A KHOU 11 Investigates analysis showed the city handed out more than 578,000 parking tickets between 2016-2018 and collected nearly $30 million in fines.
“I think that’s — excuse my language — but BS. There should be rules against this,” driver Dave Johnson said.
Tickets ranged from unlawfully parking in a handicapped spot, a tow-away zone or at an expired meter.
That analysis showed several city blocks and parking lots that had thousands more parking tickets than anywhere else.
A few of the heavy hitters were downtown.
The costliest was near Minute Maid Park. Violators paid over $360,000 for tickets in the 700 block of La Branch.
They also paid $250,000 in fines in the 1200 block of Polk Street near Sam Houston Park.
In Rice Village, the meters in the 2400 block of Dunstan Road have earned quite the reputation. Parking enforcement has issued 4,193 tickets to drivers parked at expired meters there. That translates into $127,000 for the city.
Debbie Couraud rents an apartment on that block and sometimes has to park on the street. That does not come cheap.
“Probably $20 or $30 a week,” Courand said.
As for parking tickets?
“Yeah, we’ve gotten $30 tickets,” she said, adding it seems the traffic enforcement officers in Rice Village are always parked.
“They (meter maids) stay over there all the time. You can see them,” Courand said. “You know you're going to get a ticket if you park here.”
Under I-10, at the University of Houston-Downtown, the meter maids at 900 Girard Street make their rounds, giving some students a hard lesson in time management.
“I had a few tickets before from it (meter) expiring when I was in class. So, I just don't risk it anymore,” student Chi Pham said.
The city wrote 2,985 tickets there over the last three years and collected $82,000 in fines.
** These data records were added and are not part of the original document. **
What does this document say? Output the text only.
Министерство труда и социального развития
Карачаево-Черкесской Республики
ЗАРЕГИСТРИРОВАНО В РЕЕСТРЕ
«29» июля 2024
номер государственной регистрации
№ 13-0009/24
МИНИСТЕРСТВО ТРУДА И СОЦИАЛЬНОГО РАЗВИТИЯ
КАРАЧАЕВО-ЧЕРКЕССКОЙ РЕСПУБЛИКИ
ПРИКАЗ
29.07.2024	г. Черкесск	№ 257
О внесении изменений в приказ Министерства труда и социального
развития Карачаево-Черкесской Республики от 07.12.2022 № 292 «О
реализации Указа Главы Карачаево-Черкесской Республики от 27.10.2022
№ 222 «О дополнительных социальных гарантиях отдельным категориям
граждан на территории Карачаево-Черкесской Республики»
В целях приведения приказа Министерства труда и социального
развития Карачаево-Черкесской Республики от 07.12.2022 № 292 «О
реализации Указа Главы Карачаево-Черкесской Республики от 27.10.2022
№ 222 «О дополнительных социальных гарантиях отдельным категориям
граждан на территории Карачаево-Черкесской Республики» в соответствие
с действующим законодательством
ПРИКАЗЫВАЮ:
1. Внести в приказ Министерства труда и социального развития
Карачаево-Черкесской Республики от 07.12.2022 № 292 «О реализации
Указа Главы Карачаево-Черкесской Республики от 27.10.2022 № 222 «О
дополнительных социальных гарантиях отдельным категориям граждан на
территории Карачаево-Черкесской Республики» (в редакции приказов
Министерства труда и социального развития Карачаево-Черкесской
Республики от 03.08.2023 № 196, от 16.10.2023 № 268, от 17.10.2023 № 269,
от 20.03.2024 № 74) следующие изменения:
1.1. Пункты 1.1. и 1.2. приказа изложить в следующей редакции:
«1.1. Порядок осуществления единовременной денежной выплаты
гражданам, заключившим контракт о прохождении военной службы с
Another hot spot for expired meter citations is 1400 Lubbock Street, home of the Houston Municipal Courthouse, with 2,300 tickets for expired meters. That lot also sits at the top of the list of all tickets written for parking violations in the city, bringing in over $154,000. Approximately 6,500 tickets were written in that parking lot in the last three years.
“Our taxes pay for this lot. Our taxes pay for this building. Our taxes pay for the people in the building. Why are we having to pay to park here,” Johnson said.
Reda Lendi's parking meter had not expired, but he was ticketed for backing in, which is against the law in the Lubbock Street lot.
“It's just stupid,” Lendi said.
Drivers can download the city’s Park Mobile app to pay for their metered parking. The app sends users an alert 15 minutes before their meter time expires and gives the option to extend their stay.
Those who visit multiple locations in one day can use the Downtown Hopper Pass, which allows parking in multiple metered parking spaces. It’s valid from 7 a.m. to 6 p.m. Monday through Saturday. The time limit for each zone applies. When the time limit expires, you can move to another block and still use the pass.
Those are two options for drivers who parking in spots monitored by the city, which always has its eye on the clock.
“We put a lot of money in the meter because I don’t want a ticker,” driver Michelle Guerrero said.